Home video game consoles seem somewhat quaint at this point, and it’s not an issue of graphics capabilities or raw power, on which scales they both still beat out mobile devices. But in terms of content delivery, smartphones and tablets blow away the old guard of the video games field. ‘More power’ will still likely be the clarion call of the next generation of consoles from Sony and Microsoft, and new details leaked around Microsoft’s Xbox 360 successor, codenamed Durango, suggest they’ll have specs to boast about.

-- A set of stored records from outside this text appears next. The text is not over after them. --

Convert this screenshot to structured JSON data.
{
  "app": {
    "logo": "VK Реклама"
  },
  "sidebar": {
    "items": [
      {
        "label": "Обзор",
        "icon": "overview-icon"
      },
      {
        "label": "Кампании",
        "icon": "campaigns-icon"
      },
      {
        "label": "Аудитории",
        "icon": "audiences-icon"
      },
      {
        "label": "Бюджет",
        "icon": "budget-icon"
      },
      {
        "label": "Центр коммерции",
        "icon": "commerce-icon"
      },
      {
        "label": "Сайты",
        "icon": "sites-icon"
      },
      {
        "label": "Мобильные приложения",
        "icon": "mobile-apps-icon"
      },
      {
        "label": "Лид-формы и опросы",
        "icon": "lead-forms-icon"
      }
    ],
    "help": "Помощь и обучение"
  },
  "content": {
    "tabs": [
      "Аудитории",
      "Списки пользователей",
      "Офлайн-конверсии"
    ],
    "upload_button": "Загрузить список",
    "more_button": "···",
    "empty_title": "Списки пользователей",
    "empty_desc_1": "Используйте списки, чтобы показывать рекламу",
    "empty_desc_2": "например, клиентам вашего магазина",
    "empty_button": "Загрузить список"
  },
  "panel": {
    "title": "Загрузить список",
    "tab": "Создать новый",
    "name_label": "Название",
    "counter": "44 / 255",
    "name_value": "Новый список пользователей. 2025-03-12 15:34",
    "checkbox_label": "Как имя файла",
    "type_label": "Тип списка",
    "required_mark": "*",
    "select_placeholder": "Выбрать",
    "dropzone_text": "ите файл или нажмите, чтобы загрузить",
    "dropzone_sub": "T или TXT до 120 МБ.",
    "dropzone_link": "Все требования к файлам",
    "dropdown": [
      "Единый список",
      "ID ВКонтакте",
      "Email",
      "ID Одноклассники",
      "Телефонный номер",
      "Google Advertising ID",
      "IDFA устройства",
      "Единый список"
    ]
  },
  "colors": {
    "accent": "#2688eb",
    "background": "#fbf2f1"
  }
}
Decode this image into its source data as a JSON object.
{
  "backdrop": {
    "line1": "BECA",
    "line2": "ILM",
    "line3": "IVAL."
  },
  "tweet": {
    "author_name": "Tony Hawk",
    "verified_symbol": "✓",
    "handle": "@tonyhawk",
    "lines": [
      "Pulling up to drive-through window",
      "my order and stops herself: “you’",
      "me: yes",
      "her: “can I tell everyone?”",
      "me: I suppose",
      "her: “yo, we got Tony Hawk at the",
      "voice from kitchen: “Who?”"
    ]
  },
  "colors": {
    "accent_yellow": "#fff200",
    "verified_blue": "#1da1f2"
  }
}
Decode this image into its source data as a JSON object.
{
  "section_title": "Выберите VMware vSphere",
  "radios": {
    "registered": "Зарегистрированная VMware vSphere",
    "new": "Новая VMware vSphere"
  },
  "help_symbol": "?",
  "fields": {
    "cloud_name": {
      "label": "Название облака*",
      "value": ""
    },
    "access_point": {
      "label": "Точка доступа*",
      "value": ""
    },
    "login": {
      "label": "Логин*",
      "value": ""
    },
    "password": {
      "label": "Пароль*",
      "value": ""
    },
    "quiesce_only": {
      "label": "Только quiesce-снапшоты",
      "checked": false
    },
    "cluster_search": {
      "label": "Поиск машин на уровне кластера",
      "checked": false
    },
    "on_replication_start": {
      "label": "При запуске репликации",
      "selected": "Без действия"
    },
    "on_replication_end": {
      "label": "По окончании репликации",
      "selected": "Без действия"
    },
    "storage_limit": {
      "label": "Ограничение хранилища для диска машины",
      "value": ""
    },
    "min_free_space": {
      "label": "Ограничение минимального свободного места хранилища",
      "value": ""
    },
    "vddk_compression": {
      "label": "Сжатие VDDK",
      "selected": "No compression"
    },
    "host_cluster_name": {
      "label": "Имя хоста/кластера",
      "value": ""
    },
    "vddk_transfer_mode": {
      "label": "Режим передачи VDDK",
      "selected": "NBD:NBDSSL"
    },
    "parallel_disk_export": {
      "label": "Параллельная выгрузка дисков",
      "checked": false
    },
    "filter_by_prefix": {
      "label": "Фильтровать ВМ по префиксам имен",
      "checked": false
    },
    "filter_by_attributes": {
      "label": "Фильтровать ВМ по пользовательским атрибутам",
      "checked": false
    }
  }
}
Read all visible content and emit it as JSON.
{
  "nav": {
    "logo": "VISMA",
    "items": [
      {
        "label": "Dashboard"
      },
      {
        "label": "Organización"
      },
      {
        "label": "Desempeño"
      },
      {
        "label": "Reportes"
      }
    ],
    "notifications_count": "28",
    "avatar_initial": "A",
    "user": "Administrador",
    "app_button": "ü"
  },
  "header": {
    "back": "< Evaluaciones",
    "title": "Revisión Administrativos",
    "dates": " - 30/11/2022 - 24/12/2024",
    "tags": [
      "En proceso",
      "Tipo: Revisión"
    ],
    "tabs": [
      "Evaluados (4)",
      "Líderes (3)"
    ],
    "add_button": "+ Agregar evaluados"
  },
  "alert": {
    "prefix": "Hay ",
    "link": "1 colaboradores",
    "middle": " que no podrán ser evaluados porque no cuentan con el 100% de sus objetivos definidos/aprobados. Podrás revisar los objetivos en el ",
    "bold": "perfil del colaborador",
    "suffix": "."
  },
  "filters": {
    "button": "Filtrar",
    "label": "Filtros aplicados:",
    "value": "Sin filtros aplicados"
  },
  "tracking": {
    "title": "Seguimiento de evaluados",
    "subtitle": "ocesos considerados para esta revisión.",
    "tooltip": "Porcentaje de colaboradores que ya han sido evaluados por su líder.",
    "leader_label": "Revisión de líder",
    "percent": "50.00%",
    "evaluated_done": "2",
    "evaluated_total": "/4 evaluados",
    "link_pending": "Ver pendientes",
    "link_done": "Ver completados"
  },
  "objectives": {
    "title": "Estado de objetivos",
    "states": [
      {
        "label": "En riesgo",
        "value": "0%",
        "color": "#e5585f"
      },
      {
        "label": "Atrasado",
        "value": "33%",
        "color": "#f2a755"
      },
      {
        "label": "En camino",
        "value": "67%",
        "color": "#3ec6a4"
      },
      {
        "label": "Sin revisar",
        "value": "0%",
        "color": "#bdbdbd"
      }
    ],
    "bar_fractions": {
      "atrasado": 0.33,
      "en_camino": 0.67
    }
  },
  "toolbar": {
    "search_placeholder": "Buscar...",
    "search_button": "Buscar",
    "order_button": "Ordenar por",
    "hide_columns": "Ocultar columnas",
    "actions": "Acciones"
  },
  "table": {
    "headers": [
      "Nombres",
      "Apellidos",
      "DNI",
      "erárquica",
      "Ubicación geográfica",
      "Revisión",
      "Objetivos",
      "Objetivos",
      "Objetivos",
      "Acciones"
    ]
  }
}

A leak from VGLeaks offers a look at what kind of CPU and GPU will be inside Microsoft’s next-gen console, and it includes 8 CPU cores at 1.6GHz, with a custom 800MHz graphics processor in the GPU. There are 8GB of RAM on board, with 32MB of fast embedded SRAM at double the throughput speed, and a 50GB-capable 6x Blu-ray drive. Wireless connectivity protocols include both Wi-Fi and Wi-Fi Direct, and there’s still a Gigabit Ethernet port for gamers with low latency multiplayer demands. It’ll also come with USB 3.0 and HDMI 1.4a, which supports 3D over HDMI, Ethernet, audio return channels and 4K resolution.
The rumored specs for the PS4 mean that it can beat the Xbox 720 on paper, at least when it comes to teraflops, giving it a theoretical 50 percent advantage in raw computing power according to previously leaked info on Sony’s next-gen machine. But the CPU/GPU combo should be similar for both, making it easier to port between these consoles and the PC for developers. An easier development process for game-makers that gives them greater potential reach will likely be a key component of the next generation of home consoles, now that they’re competing for game studio attention with mobile platforms, where game porting and development cycles are a lot less demanding of a time and resource investment.
Big specs are an investment in the future of a platform, especially for game consoles where CE companies sink lots of money into R&D and don’t even make a profit on hardware for the first few years. The Xbox 720 is likely designed for at least a 10 year active life, and that’s part of why it boosts the processing power outlined in these leaks. But that’s an old model, and one that hasn’t yet had to face the test of the rapid iteration cycle of smartphones, tablets and other mobile devices.
The big story at CES 2013 this year wasn’t 4K or 8K TVs or the smart home, it was the increasing power of mobile processors, as exemplified by new Qualcomm and Samsung chips. These processors can handle graphics that, while not on par with consoles quite yet, makes up much of the ground remaining between them. The Xbox 720 and PS4 may help put a further narrowing of the gap a bit further out of reach, but when these launch, I don’t think we’ll be talking about their success in terms of which has the better specs – that discussion began to die the moment you could beam a game you were playing on your iPhone wirelessly to your TV.